Another 80% predicted wearable devices that could make you feel whatever temperature you’d like regardless of where you are. Tactile experiences were similarly cited as a possibility by 2030. Examples of this ranged from smartphones that could give you the sensation of feeling the shape and texture of digital icons and buttons or earphones that could convey the physical impact of machinery sounds when virtually visiting a production facility.

Smell senses were another idea floated by more than 70% of respondents and over 60% mentioned digital taste tools that may be available by 2030. Some of the technology could be used for digital team building among colleagues, with half of all respondents envisioning virtual trips to exotic locations, the study said.

“During this COVID-19 isolation people everywhere are rediscovering the importance of the smells and the flavors and the sheer physicality of the locations they normally frequent and do business in,” said Michael Björn, Ericsson Consumer & IndustryLab’s head of research agenda and the author of the report. 

Some respondents were wary of fully sense-driven technology due to concerns about security and privacy. These concerns revolved around the idea that by 2030, there would be technology to “sense” when a coworker was angry or upset. But this kind of concept worried respondents who said it would also mean their employer would have the same ability

“By 2030, your laptop may have been replaced by a digital workstation that allows for full virtual presence anywhere. That would mean that not only do your colleagues appear and sound totally real, but you could also use anything in the room, and everything would feel real to the touch and smell right. During a remote coffee break, someone might have brought a chocolate cake in that you could even smell and taste,” the study said. 

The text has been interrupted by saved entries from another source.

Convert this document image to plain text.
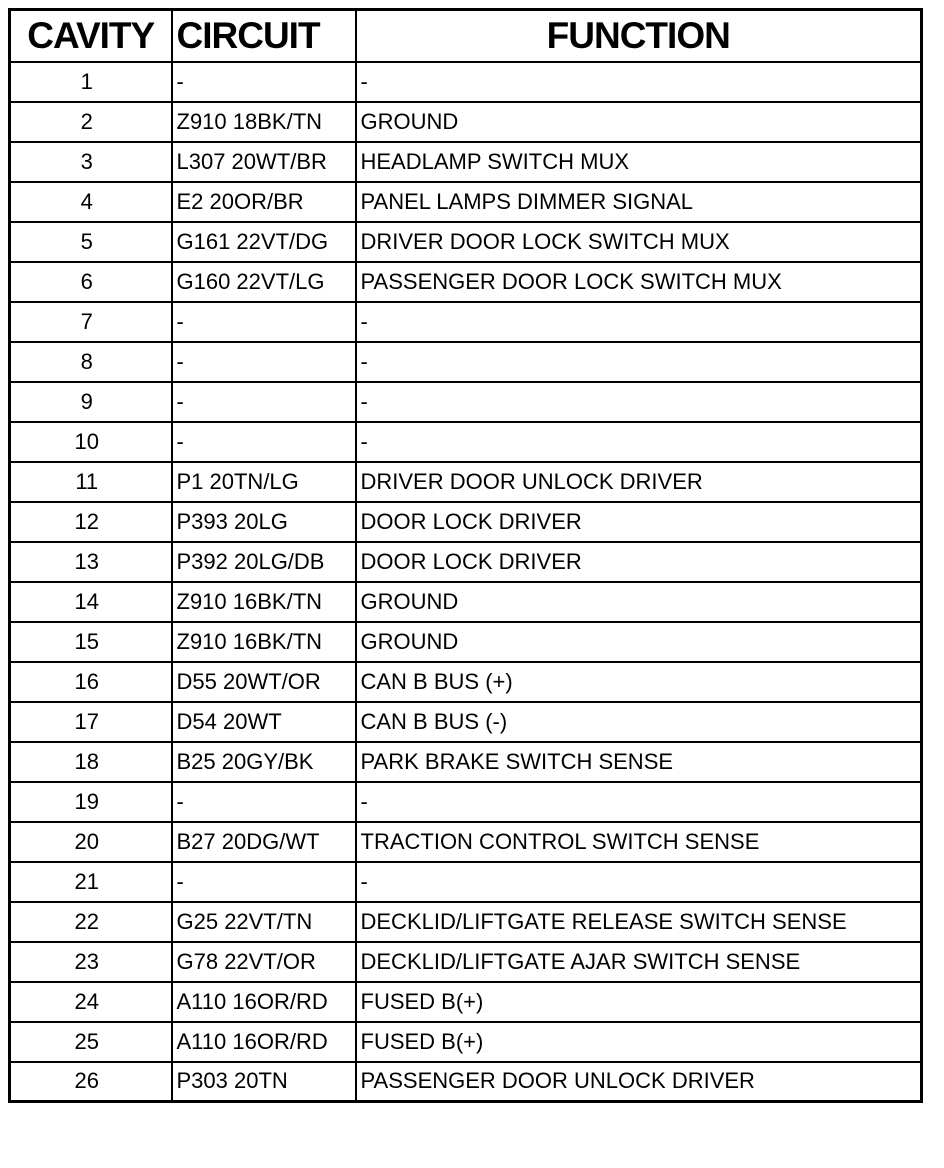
CAVITY	CIRCUIT	FUNCTION
1	-	-
2	Z910 18BK/TN	GROUND
3	L307 20WT/BR	HEADLAMP SWITCH MUX
4	E2 20OR/BR	PANEL LAMPS DIMMER SIGNAL
5	G161 22VT/DG	DRIVER DOOR LOCK SWITCH MUX
6	G160 22VT/LG	PASSENGER DOOR LOCK SWITCH MUX
7	-	-
8	-	-
9	-	-
10	-	-
11	P1 20TN/LG	DRIVER DOOR UNLOCK DRIVER
12	P393 20LG	DOOR LOCK DRIVER
13	P392 20LG/DB	DOOR LOCK DRIVER
14	Z910 16BK/TN	GROUND
15	Z910 16BK/TN	GROUND
16	D55 20WT/OR	CAN B BUS (+)
17	D54 20WT	CAN B BUS (-)
18	B25 20GY/BK	PARK BRAKE SWITCH SENSE
19	-	-
20	B27 20DG/WT	TRACTION CONTROL SWITCH SENSE
21	-	-
22	G25 22VT/TN	DECKLID/LIFTGATE RELEASE SWITCH SENSE
23	G78 22VT/OR	DECKLID/LIFTGATE AJAR SWITCH SENSE
24	A110 16OR/RD	FUSED B(+)
25	A110 16OR/RD	FUSED B(+)
26	P303 20TN	PASSENGER DOOR UNLOCK DRIVER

“Interest in a fully immersive office experience, where all sensory experiences are completely digitally interactive, is primarily driven by those who already use AR/VR on at least a weekly basis. The fact that 58% of them are interested in a full-sense digital office is probably due to their current experiences, which give them an idea of what could be possible going forward.”

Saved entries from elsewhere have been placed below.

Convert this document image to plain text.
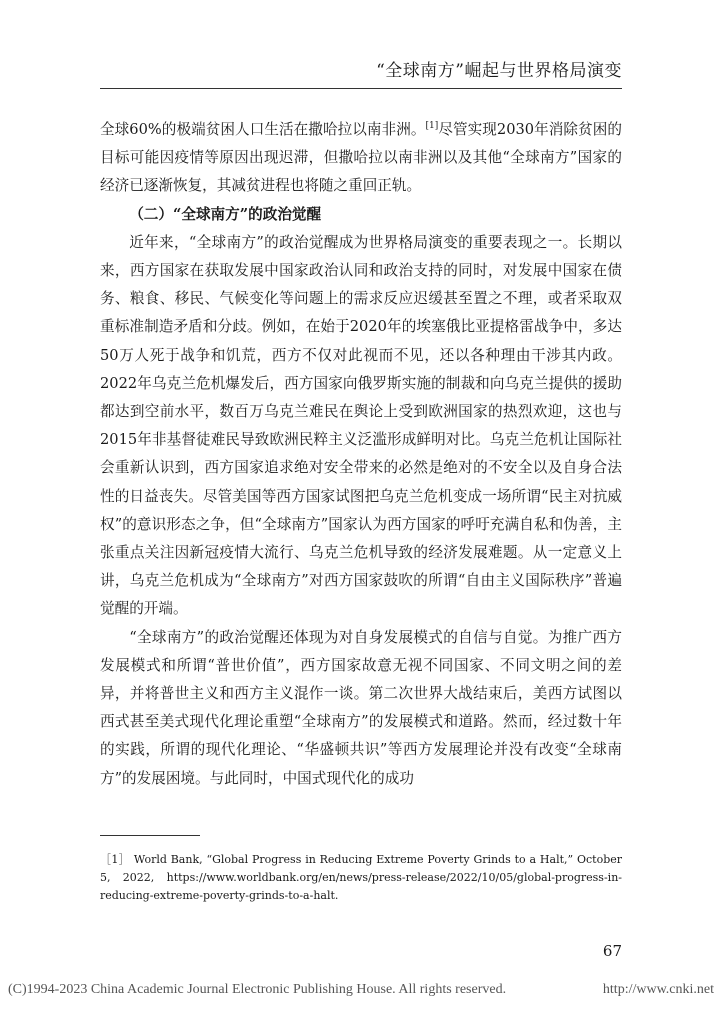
“全球南方”崛起与世界格局演变

全球60%的极端贫困人口生活在撒哈拉以南非洲。[1]尽管实现2030年消除贫困的目标可能因疫情等原因出现迟滞，但撒哈拉以南非洲以及其他“全球南方”国家的经济已逐渐恢复，其减贫进程也将随之重回正轨。

（二）“全球南方”的政治觉醒

近年来，“全球南方”的政治觉醒成为世界格局演变的重要表现之一。长期以来，西方国家在获取发展中国家政治认同和政治支持的同时，对发展中国家在债务、粮食、移民、气候变化等问题上的需求反应迟缓甚至置之不理，或者采取双重标准制造矛盾和分歧。例如，在始于2020年的埃塞俄比亚提格雷战争中，多达50万人死于战争和饥荒，西方不仅对此视而不见，还以各种理由干涉其内政。2022年乌克兰危机爆发后，西方国家向俄罗斯实施的制裁和向乌克兰提供的援助都达到空前水平，数百万乌克兰难民在舆论上受到欧洲国家的热烈欢迎，这也与2015年非基督徒难民导致欧洲民粹主义泛滥形成鲜明对比。乌克兰危机让国际社会重新认识到，西方国家追求绝对安全带来的必然是绝对的不安全以及自身合法性的日益丧失。尽管美国等西方国家试图把乌克兰危机变成一场所谓“民主对抗威权”的意识形态之争，但“全球南方”国家认为西方国家的呼吁充满自私和伪善，主张重点关注因新冠疫情大流行、乌克兰危机导致的经济发展难题。从一定意义上讲，乌克兰危机成为“全球南方”对西方国家鼓吹的所谓“自由主义国际秩序”普遍觉醒的开端。

“全球南方”的政治觉醒还体现为对自身发展模式的自信与自觉。为推广西方发展模式和所谓“普世价值”，西方国家故意无视不同国家、不同文明之间的差异，并将普世主义和西方主义混作一谈。第二次世界大战结束后，美西方试图以西式甚至美式现代化理论重塑“全球南方”的发展模式和道路。然而，经过数十年的实践，所谓的现代化理论、“华盛顿共识”等西方发展理论并没有改变“全球南方”的发展困境。与此同时，中国式现代化的成功

［1］ World Bank, “Global Progress in Reducing Extreme Poverty Grinds to a Halt,” October 5, 2022, https://www.worldbank.org/en/news/press-release/2022/10/05/global-progress-in-reducing-extreme-poverty-grinds-to-a-halt.
67
(C)1994-2023 China Academic Journal Electronic Publishing House. All rights reserved.	http://www.cnki.net
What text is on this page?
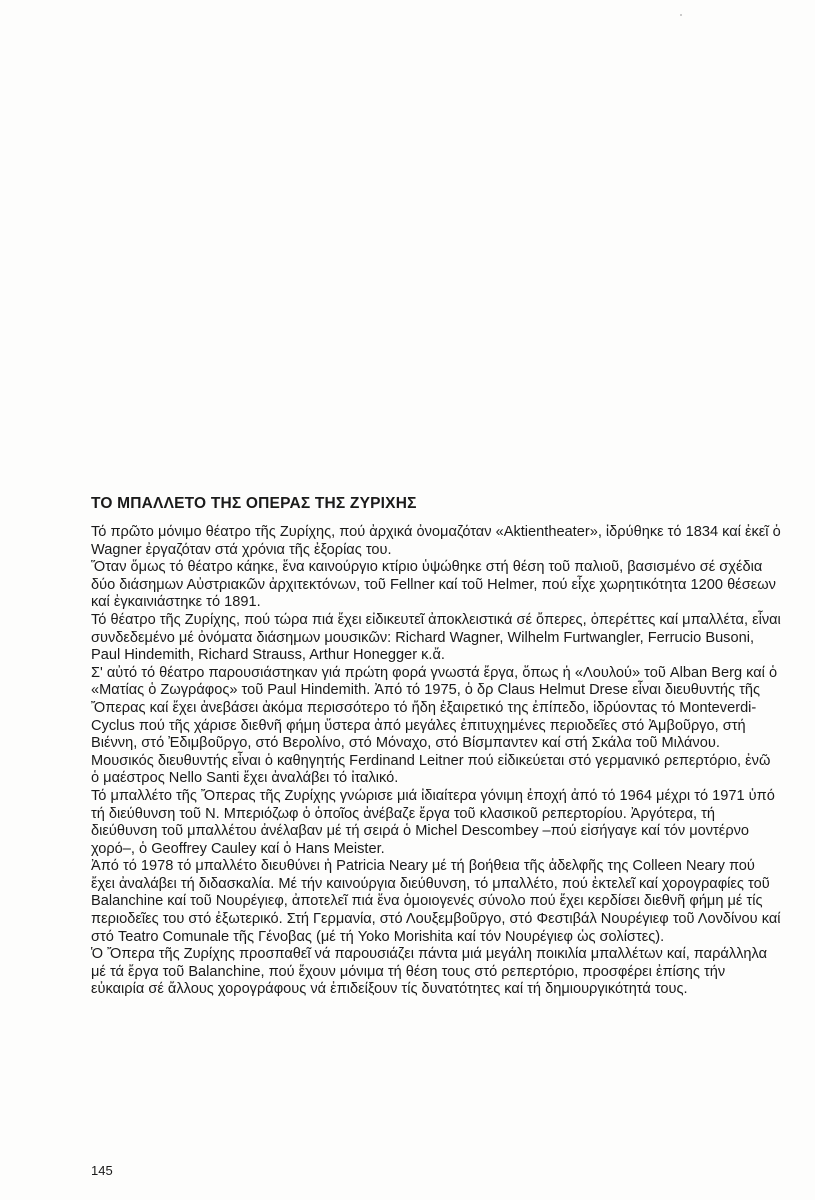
ΤΟ ΜΠΑΛΛΕΤΟ ΤΗΣ ΟΠΕΡΑΣ ΤΗΣ ΖΥΡΙΧΗΣ

Τό πρῶτο μόνιμο θέατρο τῆς Ζυρίχης, πού ἀρχικά ὀνομαζόταν «Aktientheater», ἱδρύθηκε τό 1834 καί ἐκεῖ ὁ Wagner ἐργαζόταν στά χρόνια τῆς ἐξορίας του.

Ὅταν ὅμως τό θέατρο κάηκε, ἕνα καινούργιο κτίριο ὑψώθηκε στή θέση τοῦ παλιοῦ, βασισμένο σέ σχέδια δύο διάσημων Αὐστριακῶν ἀρχιτεκτόνων, τοῦ Fellner καί τοῦ Helmer, πού εἶχε χωρητικότητα 1200 θέσεων καί ἐγκαινιάστηκε τό 1891.

Τό θέατρο τῆς Ζυρίχης, πού τώρα πιά ἔχει εἰδικευτεῖ ἀποκλειστικά σέ ὄπερες, ὀπερέττες καί μπαλλέτα, εἶναι συνδεδεμένο μέ ὀνόματα διάσημων μουσικῶν: Richard Wagner, Wilhelm Furtwangler, Ferrucio Busoni, Paul Hindemith, Richard Strauss, Arthur Honegger κ.ἄ.

Σ' αὐτό τό θέατρο παρουσιάστηκαν γιά πρώτη φορά γνωστά ἔργα, ὅπως ἡ «Λουλού» τοῦ Alban Berg καί ὁ «Ματίας ὁ Ζωγράφος» τοῦ Paul Hindemith. Ἀπό τό 1975, ὁ δρ Claus Helmut Drese εἶναι διευθυντής τῆς Ὄπερας καί ἔχει ἀνεβάσει ἀκόμα περισσότερο τό ἤδη ἐξαιρετικό της ἐπίπεδο, ἱδρύοντας τό Monteverdi-Cyclus πού τῆς χάρισε διεθνῆ φήμη ὕστερα ἀπό μεγάλες ἐπιτυχημένες περιοδεῖες στό Ἀμβοῦργο, στή Βιέννη, στό Ἐδιμβοῦργο, στό Βερολίνο, στό Μόναχο, στό Βίσμπαντεν καί στή Σκάλα τοῦ Μιλάνου. Μουσικός διευθυντής εἶναι ὁ καθηγητής Ferdinand Leitner πού εἰδικεύεται στό γερμανικό ρεπερτόριο, ἐνῶ ὁ μαέστρος Nello Santi ἔχει ἀναλάβει τό ἰταλικό.

Τό μπαλλέτο τῆς Ὄπερας τῆς Ζυρίχης γνώρισε μιά ἰδιαίτερα γόνιμη ἐποχή ἀπό τό 1964 μέχρι τό 1971 ὑπό τή διεύθυνση τοῦ Ν. Μπεριόζωφ ὁ ὁποῖος ἀνέβαζε ἔργα τοῦ κλασικοῦ ρεπερτορίου. Ἀργότερα, τή διεύθυνση τοῦ μπαλλέτου ἀνέλαβαν μέ τή σειρά ὁ Michel Descombey –πού εἰσήγαγε καί τόν μοντέρνο χορό–, ὁ Geoffrey Cauley καί ὁ Hans Meister.

Ἀπό τό 1978 τό μπαλλέτο διευθύνει ἡ Patricia Neary μέ τή βοήθεια τῆς ἀδελφῆς της Colleen Neary πού ἔχει ἀναλάβει τή διδασκαλία. Μέ τήν καινούργια διεύθυνση, τό μπαλλέτο, πού ἐκτελεῖ καί χορογραφίες τοῦ Balanchine καί τοῦ Νουρέγιεφ, ἀποτελεῖ πιά ἕνα ὁμοιογενές σύνολο πού ἔχει κερδίσει διεθνῆ φήμη μέ τίς περιοδεῖες του στό ἐξωτερικό. Στή Γερμανία, στό Λουξεμβοῦργο, στό Φεστιβάλ Νουρέγιεφ τοῦ Λονδίνου καί στό Teatro Comunale τῆς Γένοβας (μέ τή Yoko Morishita καί τόν Νουρέγιεφ ὡς σολίστες).

Ὁ Ὄπερα τῆς Ζυρίχης προσπαθεῖ νά παρουσιάζει πάντα μιά μεγάλη ποικιλία μπαλλέτων καί, παράλληλα μέ τά ἔργα τοῦ Balanchine, πού ἔχουν μόνιμα τή θέση τους στό ρεπερτόριο, προσφέρει ἐπίσης τήν εὐκαιρία σέ ἄλλους χορογράφους νά ἐπιδείξουν τίς δυνατότητες καί τή δημιουργικότητά τους.

145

Ideas within the report also covered new sales environments that could take advantage of the same technology, allowing customers to go to virtual shopping malls where they could touch and smell items. Nearly 60% of respondents were interested in ways to taste things digitally. 

For all of these technologies, cost was considered the biggest barrier followed by IT security concerns and privacy. 

“Office work will not go back to the way it was before the pandemic,” Björn said in a statement. “Instead, employees will spend more time working digitally and, for this reason, drive the need for future technologies on a scale and at a pace that was unimaginable only a year ago.”